Adding a social media platform to “old world” teaching approaches will not work.

These are some of the approaches that Mr. Azhar Azib, Founder/Principal of Rawonion Decisions, Singapore suggested in his presentation during the session on ‘Effective Curriculum Models for Social Media-Based Training’ at the 2nd International Conference on Broadcast Training on 25 February 2014 in Kuala Lumpur, Malaysia.

As a marketer and management consultant, Mr. Azib recommended possible models. These are:

  • Authentic (teaching/learning) processes that take advantage of what teachers and their students already do in real life. They are tweeting or blogging or sharing on Facebook. Sometimes they are doing so in selective circles, but the tools are designed to be open (not closed and controlled like an LMS) and membership is open to any and all interested parties.
  • Control desired by educators and administrators will cripple engagement. The strength of a social tool is its use in social and informal contexts. Take those away and you have a formal and boring curriculum.
  • Design tasks/activities so that content, skills and/or attitudes are learnt as they engage socially.
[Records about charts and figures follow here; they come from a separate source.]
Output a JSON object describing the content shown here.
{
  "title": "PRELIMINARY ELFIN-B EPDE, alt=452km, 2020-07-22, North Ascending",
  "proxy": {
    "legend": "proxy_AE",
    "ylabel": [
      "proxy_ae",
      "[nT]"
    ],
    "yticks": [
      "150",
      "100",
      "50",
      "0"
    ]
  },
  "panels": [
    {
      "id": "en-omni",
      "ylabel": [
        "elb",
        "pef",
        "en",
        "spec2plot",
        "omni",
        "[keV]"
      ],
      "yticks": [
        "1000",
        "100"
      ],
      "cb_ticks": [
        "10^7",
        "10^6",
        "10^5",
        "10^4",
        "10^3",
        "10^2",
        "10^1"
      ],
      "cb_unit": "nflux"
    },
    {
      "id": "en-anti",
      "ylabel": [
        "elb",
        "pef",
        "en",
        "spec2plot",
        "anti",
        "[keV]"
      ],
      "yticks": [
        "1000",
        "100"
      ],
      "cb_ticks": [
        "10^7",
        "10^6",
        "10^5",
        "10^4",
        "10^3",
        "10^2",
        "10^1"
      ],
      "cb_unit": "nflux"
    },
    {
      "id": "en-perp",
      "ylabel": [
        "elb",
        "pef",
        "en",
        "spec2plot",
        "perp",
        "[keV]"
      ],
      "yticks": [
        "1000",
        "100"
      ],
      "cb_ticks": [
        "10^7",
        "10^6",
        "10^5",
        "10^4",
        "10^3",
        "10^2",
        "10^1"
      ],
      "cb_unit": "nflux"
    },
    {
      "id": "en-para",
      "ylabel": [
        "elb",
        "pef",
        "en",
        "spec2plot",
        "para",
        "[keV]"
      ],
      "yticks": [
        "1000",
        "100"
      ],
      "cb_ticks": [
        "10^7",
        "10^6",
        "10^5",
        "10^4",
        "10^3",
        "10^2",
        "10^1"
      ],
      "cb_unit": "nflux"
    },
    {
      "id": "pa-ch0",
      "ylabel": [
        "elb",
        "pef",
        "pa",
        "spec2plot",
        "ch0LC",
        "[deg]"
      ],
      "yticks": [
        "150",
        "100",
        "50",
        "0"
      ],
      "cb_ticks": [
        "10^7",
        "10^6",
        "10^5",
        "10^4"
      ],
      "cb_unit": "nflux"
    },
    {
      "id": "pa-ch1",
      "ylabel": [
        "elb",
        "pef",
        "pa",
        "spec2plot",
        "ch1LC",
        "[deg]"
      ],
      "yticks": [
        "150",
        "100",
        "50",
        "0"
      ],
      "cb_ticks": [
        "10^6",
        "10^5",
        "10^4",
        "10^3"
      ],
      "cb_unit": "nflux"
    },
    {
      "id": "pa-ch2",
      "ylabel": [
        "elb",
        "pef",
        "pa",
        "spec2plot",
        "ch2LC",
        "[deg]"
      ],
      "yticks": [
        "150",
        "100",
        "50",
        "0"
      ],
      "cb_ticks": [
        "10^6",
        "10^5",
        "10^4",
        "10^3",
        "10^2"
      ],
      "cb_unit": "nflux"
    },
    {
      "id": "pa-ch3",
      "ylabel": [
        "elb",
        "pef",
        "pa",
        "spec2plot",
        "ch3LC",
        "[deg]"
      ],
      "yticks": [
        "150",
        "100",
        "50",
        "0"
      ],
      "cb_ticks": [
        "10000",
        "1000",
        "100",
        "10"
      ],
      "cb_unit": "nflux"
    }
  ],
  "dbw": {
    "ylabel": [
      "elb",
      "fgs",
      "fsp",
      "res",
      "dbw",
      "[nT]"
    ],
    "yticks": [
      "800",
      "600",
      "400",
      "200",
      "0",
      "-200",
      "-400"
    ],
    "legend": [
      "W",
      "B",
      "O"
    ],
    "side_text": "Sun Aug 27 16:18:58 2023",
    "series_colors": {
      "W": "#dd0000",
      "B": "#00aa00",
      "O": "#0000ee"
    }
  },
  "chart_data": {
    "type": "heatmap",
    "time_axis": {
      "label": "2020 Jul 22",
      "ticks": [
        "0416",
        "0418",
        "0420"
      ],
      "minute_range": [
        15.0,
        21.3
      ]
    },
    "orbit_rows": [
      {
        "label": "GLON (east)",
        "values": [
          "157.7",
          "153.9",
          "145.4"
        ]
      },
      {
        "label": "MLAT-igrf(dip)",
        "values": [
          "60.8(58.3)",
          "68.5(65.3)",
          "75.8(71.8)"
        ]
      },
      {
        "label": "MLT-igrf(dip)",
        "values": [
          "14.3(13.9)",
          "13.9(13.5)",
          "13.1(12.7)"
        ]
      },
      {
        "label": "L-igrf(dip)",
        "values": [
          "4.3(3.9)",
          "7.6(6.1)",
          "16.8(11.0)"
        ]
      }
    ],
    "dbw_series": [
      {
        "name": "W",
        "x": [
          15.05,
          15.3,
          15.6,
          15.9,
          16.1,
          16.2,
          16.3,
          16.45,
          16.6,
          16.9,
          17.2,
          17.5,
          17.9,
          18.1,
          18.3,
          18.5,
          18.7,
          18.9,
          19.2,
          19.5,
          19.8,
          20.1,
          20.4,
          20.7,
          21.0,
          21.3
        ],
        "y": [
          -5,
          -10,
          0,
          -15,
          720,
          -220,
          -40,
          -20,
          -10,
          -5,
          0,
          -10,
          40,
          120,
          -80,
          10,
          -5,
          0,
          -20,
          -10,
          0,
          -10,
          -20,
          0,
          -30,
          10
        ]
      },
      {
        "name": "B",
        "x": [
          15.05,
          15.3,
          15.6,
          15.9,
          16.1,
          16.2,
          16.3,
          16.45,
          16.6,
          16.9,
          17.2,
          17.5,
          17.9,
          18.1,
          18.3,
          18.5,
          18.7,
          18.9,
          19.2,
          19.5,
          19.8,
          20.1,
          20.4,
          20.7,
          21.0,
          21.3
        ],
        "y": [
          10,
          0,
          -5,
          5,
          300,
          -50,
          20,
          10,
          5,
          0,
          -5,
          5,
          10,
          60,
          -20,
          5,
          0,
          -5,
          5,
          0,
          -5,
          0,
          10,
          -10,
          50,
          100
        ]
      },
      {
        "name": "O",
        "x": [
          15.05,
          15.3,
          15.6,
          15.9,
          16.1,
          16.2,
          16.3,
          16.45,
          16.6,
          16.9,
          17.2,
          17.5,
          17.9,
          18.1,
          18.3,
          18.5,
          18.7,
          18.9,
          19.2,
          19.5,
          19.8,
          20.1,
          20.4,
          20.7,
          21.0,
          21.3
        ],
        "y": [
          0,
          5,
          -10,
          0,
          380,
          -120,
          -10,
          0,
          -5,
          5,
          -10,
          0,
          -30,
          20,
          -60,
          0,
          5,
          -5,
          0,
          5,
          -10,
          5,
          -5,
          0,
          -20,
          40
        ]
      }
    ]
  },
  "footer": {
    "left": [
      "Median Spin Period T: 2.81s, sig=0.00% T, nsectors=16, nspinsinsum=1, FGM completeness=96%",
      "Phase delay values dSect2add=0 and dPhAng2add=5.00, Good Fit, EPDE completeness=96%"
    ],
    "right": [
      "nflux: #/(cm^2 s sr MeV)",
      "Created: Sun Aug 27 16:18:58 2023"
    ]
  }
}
Sometimes the learning happens as they interact; sometimes it happens after.
  • Learners benefit by extending their network beyond ‘class and faculty’.
  • Gamification: Fun, clear goals, achievement oriented, strategy + creativity

To succeed, he said educators and curriculum designers must understand dynamics of social media and its ‘inhabitants’. Participants must be ‘digital natives’ and the curriculum must promote or require active engagement – sharing, collaboration.

“Participants must see benefit of extended networking and must promote a culture of peer review, including feedback, and comments,” he added.